Legislative auditors issued a stinging rebuke of Maryland's child welfare system yesterday, charging in a special report that state officials misreported caseworker staffing numbers, failed to initiate or complete investigations into reports of abuse, and provided unreliable information to advocates.
As a result of the audit, top lawmakers vowed to investigate the deaths in 2004 of 11 children who were under the care of the state Department of Human Resources, which oversees child welfare programs, including foster care.
"There is a tremendous amount of concern," said House Speaker Michael E. Busch, who was briefed on the report by the Office of Legislative Audits. "There have been 11 deaths. These kids were under the protective care of the state, and they fell through the cracks."
The 11 children - four of whom lived in Baltimore - died as a result of child abuse or neglect, the DHR said. Legislators said they would also investigate 2005 deaths.
Busch and other legislators said it is too early to know whether the 2004 deaths were related to problems spotlighted in the audit but that they feel obligated to take a closer look because of the seriousness of some of the findings.
"We are going to try to get as much information as we can," said Del.
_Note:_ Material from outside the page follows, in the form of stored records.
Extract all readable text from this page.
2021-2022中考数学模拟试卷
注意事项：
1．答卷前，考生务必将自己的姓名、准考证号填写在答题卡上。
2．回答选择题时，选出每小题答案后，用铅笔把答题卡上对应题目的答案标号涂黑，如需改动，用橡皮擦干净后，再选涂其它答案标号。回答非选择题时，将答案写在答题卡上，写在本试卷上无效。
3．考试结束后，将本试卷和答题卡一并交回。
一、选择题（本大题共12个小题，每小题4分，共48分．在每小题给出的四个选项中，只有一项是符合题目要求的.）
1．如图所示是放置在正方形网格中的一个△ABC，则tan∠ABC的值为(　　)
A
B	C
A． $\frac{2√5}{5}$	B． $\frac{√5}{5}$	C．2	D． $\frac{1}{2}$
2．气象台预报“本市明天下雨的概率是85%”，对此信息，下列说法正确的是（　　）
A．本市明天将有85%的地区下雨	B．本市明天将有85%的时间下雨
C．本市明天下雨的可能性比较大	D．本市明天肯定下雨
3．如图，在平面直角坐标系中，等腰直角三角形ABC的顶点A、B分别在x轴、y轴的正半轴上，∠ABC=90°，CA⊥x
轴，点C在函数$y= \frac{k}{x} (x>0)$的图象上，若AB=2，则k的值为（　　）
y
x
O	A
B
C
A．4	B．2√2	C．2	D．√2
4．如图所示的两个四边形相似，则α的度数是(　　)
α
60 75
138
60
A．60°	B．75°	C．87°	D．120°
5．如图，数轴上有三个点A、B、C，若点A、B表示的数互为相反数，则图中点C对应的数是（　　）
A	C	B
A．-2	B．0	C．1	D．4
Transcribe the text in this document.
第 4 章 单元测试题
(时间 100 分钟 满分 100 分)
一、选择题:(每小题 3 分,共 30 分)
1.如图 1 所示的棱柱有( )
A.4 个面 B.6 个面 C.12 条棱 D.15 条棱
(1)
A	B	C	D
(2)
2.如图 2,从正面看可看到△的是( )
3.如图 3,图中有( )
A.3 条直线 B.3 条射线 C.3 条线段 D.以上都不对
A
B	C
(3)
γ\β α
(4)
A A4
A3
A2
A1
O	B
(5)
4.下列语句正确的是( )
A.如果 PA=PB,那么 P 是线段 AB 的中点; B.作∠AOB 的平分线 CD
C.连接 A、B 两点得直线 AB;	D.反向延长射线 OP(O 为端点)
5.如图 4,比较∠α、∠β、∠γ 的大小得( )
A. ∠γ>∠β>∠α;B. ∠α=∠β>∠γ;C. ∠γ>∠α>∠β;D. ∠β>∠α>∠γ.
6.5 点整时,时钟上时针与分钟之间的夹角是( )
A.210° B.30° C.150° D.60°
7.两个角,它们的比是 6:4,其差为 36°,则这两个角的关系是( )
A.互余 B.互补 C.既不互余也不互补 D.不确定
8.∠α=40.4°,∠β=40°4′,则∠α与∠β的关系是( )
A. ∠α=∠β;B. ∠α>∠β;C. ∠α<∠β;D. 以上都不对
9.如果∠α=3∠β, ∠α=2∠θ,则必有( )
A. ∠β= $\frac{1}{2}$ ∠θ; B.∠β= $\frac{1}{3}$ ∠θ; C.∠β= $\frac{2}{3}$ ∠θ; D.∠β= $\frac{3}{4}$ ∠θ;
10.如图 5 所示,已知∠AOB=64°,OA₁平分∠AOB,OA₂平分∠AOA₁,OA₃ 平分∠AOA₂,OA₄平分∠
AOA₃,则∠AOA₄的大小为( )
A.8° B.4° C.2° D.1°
Talmadge Branch, a Baltimore Democrat who is vice chairman of the Appropriations Committee and heads a legislative work group that focuses on child welfare.
"We are looking at a lot of hearings that are going to be scheduled," he said, referring to this year's legislative session, which begins tomorrow. "We will get some answers and hopefully find some way to keep these children safe."
In a Dec. 21 letter of response to auditors, DHR Secretary Christopher J. McCabe said he disagreed with some of their findings, including the auditors' conclusion that the agency had provided incorrect information to advocates who monitor the Baltimore foster care system as part of a 1988 consent decree.
McCabe declined yesterday to discuss the audit, but DHR spokesman Norris P. West said department officials dispute the way auditors calculated staffing numbers. West said the department has made "significant strides" in recent years in hiring caseworkers to meet demands and fill vacancies.
Rebecca Bridgett, acting executive director of the department's Social Services Administration, which directly oversees foster care, said problems remain but that the system is moving in the right direction.
Bridgett, former head of social services in Charles County, has held her post for less than a month. She replaced Wayne T. Stevenson, who resigned abruptly last month.
"Do we want to be at 100 percent? Yes," Bridgett said. "Are we there yet? No."
Child welfare advocates pointed out that the audit - ordered by legislators partly because of allegations of incompetence by whistle-blower Michelle Lane, a former DHR employee and Ehrlich administration operative - supported many of their findings from years past.
The advocates have long complained about staffing deficiencies at the DHR. Recent budget cuts have further hobbled the system, which many advocates say is overburdened and overwhelmed. Advocates have focused on staffing ratios in light of several high-profile deaths.
Children whose deaths made headlines in Baltimore in 2004 included twin infant girls who were beaten by their teenage mother and her boyfriend, and an 18-month-old girl who was born to a drug-addicted mother.
Auditors who studied the DHR's staffing data reported that the agency would have had to hire an additional 130 caseworkers and 26 supervisors to meet staffing requirements based on caseloads during a sample period last year.
"This has been something that we have just been hammering on the department about for a number of years now," said Linda Heisner, deputy director of Advocates for Children and Youth, a Baltimore advocacy group that has pushed for more transparency at the DHR. "As we suspected, they were not calculating [staffing numbers] correctly."
Auditors said the DHR provided "unreliable" numbers on child welfare staffing because officials failed to adhere to national staffing standards set by the Child Welfare League of America or to take into account employee leave and vacancies.
The staffing numbers played a pivotal role in $3.5 million in funding that the DHR received last year. Legislators had told agency officials that they would not release the money until they saw proof that the DHR was close to national standards on staffing.
Legislators and advocates agreed yesterday that to take the money back now because the DHR presented unreliable numbers would be counterproductive.
In reviewing the DHR's response to reports of suspected child abuse or neglect, auditors said, they found that investigations were not initiated or completed within the time required by state law. In some cases, they said, they could not find documentation to prove that supervisors had reviewed decisions to dismiss allegations of abuse or neglect.
The auditors said that in some instances in which contact could not be made with an adult, cases were dropped without finding other ways to talk to an adult.
Auditors also reported that social workers failed to meet monthly with foster children to ensure proper care. In some cases, social workers made telephone calls to children instead of meeting with them face to face, auditors said.
The audit also found that information forwarded to attorneys who represent city foster children as part of a federal court consent decree was at times unreliable, in part because of poor administrative and organizational practices at the DHR.
Attorneys for the children have been complaining about bad information for years, said Mitchell Y. Mirviss, one of the original attorneys in the case.
Mirviss said the DHR had relied on inaccurate information in an effort to avoid changes that "might have fixed the foster care system years ago."
"It's time for [DHR] to open its books and allow for real accountability," he said.